I'm going to apply to some lab-based jobs tomorrow. Whee.

stormblade
17-08-2012, 00:21
I'm a philologist so I don't do much theory besides literature theory and linguistics, the former is easily forgettable while the latter can be of use occasionally.

So no, I don't think I hate it.

Jo Bennett
17-08-2012, 16:36
I did MSci Theoretical Physics with Mathematics. I'm all about the theory. Practical work always seemed to me, by turns, tedious, messy, and potentially dangerous.

Poseidal
18-08-2012, 08:35
Should not theory and practice be married and never let out of the house without one-another?

Gary wyper
18-08-2012, 08:42
heavens no if they were married they would get along even less with one and other

Sent from my GT-S5830 using Tapatalk 2

Jo Bennett
18-08-2012, 11:51
Should not theory and practice be married and never let out of the house without one-another?

I think they're quite happy to be Just Good Friends.

Artinam
19-08-2012, 10:28
I did international relations, and the theories in this simply provide ways at looking at something and analysing them.
Not taking them as the absolute truth because of their limitations is something your learn day one.
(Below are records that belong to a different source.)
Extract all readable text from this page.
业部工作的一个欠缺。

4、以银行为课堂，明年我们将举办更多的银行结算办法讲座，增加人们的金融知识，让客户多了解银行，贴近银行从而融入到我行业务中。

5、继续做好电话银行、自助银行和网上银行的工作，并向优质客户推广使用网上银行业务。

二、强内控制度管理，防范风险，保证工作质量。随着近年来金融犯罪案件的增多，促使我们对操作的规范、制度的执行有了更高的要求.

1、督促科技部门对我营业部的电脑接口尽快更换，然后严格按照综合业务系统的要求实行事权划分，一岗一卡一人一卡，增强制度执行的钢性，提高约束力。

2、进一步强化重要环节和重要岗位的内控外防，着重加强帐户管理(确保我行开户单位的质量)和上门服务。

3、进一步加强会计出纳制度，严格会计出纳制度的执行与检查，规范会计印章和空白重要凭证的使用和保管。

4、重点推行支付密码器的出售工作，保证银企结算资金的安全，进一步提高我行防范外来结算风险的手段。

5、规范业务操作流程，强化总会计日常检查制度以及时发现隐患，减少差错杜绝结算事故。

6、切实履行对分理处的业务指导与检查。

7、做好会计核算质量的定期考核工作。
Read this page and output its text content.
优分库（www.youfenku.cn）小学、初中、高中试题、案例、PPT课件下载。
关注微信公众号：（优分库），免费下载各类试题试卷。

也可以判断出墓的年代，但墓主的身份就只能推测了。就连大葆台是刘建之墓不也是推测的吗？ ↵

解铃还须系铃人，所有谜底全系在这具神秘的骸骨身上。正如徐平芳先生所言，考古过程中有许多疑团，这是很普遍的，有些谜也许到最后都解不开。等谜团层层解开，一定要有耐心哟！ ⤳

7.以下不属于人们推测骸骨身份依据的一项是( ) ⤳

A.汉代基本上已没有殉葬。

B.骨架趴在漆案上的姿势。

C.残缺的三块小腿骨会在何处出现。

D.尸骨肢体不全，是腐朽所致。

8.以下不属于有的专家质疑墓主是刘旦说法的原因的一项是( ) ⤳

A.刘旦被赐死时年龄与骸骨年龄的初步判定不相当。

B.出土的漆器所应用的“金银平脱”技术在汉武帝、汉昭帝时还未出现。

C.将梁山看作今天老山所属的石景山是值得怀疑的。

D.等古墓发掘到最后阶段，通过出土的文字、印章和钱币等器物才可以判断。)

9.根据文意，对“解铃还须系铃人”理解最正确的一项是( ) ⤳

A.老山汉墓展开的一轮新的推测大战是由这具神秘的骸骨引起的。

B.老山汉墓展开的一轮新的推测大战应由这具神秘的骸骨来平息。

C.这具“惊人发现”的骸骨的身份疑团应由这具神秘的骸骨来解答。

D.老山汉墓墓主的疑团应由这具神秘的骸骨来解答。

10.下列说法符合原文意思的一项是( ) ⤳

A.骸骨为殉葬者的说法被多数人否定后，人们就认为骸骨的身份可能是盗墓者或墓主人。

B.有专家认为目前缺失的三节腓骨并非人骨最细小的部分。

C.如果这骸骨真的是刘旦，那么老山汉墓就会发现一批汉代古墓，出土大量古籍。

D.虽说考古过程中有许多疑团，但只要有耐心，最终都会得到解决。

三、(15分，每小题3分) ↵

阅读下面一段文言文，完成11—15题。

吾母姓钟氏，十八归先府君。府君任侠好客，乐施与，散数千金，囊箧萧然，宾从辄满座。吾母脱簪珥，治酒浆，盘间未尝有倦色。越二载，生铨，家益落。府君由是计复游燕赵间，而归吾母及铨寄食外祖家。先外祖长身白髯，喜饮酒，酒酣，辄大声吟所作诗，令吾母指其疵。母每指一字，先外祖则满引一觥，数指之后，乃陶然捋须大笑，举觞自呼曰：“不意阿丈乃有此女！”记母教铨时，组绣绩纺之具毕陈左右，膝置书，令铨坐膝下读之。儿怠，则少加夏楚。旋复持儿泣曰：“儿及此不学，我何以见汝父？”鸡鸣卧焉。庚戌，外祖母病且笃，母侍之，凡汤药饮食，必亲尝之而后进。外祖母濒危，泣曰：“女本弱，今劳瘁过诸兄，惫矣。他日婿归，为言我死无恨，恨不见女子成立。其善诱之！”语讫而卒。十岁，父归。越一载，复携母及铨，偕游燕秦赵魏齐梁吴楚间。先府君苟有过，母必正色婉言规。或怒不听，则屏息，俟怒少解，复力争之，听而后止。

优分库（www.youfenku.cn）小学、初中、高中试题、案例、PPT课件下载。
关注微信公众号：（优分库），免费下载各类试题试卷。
It does give a good deal of knowledge and insight in why people do certain things.

Its really interesting to view say the civil war in Syria from a Neo-realist, a neo-liberal and a marxist perpective. It more or less explains in more then one way why the international community isn't intervening.

Irisado
19-08-2012, 11:33
I did international relations, and the theories in this simply provide ways at looking at something and analysing them.
Not taking them as the absolute truth because of their limitations is something your learn day one. It does give a good deal of knowledge and insight in why people do certain things.

Some of these theories are, however, more convincing than others when applied to different strands of international relations. For example, it's very difficult to apply a constructivist theory to explain foreign policy, since realism tends to dominate this particularly aspect of international relations.

That said, I dislike the concept of labelling which comes from theory, as so many of my colleagues like to say that person x is a realist, person y is a constructivist, and so on. Luckily, I'm so rubbish and disinterested in theory that nobody has been able to label me.

CasperTheGhost
19-08-2012, 16:22
I did MSci Theoretical Physics with Mathematics. I'm all about the theory. Practical work always seemed to me, by turns, tedious, messy, and potentially dangerous.

Reminds me of a lab from last year, where we were told if we opened up one of the compounds outside of a fumehood we could kill everyone in the lab. Pfff who says labs are dangerous :p

I mainly dislike theory when it's not place into context, i.e. when we're taught about a mechanism or such but not taught how it can be used in actual synthesis of chemicals. It makes it far more of a pain when it comes to actually using it in the real life setting. But when taught in the context I don't mind it at all.